Sabine and four other people have been arrested. Two more remain at large, as do several paintings, though some works of art have been recovered from museums and from co-conspirators' under-bed stashes.

An elderly woman's funeral at California's Rolling Hills cemetery formed the backdrop for an argument between the deceased's feuding son and daughter. This escalated into what the Richmond Police Department characterised as a 'chaotic altercation' - a brawl involving 8-20 members of the family, at least some of them armed. And then the brother trying to hit his sister with a car. He struck another relative instead, along with several tombstones and his mother's casket. After the car collided with a water main, flooding the area (with at least one empty grave), he exited the car. He suffered minor injuries, from a cane-wielding family member hitting him in the head.
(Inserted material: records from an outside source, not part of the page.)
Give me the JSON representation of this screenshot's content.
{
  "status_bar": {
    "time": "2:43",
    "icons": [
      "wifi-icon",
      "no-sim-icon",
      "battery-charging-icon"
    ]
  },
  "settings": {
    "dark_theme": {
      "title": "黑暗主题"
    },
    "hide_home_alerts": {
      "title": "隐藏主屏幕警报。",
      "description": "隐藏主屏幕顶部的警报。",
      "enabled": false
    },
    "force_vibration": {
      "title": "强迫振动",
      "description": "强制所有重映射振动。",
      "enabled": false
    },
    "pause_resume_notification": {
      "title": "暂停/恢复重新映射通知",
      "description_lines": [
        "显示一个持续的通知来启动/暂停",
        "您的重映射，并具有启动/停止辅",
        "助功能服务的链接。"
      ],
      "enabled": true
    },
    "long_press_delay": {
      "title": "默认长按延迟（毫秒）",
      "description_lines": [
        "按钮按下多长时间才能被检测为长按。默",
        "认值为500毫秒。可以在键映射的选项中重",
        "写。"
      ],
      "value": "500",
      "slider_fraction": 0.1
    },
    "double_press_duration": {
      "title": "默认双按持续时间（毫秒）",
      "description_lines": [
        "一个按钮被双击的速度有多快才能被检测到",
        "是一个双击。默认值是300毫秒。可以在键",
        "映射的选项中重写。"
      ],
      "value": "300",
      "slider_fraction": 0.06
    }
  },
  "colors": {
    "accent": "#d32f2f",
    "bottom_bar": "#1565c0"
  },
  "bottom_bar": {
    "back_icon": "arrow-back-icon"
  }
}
A surveyor picking berries in DeLand, Florida, was accosted by machete-wielding local Brandon Wright, who demanded his money, mobile phone, and clothes. The last of these demands made perfect sense, since Wright was naked. While the victim was complying, however, the 34-year-old Wright elected to walk away empty-handed: he hurled the machete, handle-first, and a handful of palmetto berries at the surveyor before driving off. Next, he visited a nearby petrol station, where he yelled at people, left, and then returned to the shop entrance. According to the Volusia, Florida, sheriff's office, he was doing push-ups there before being arrested without incident.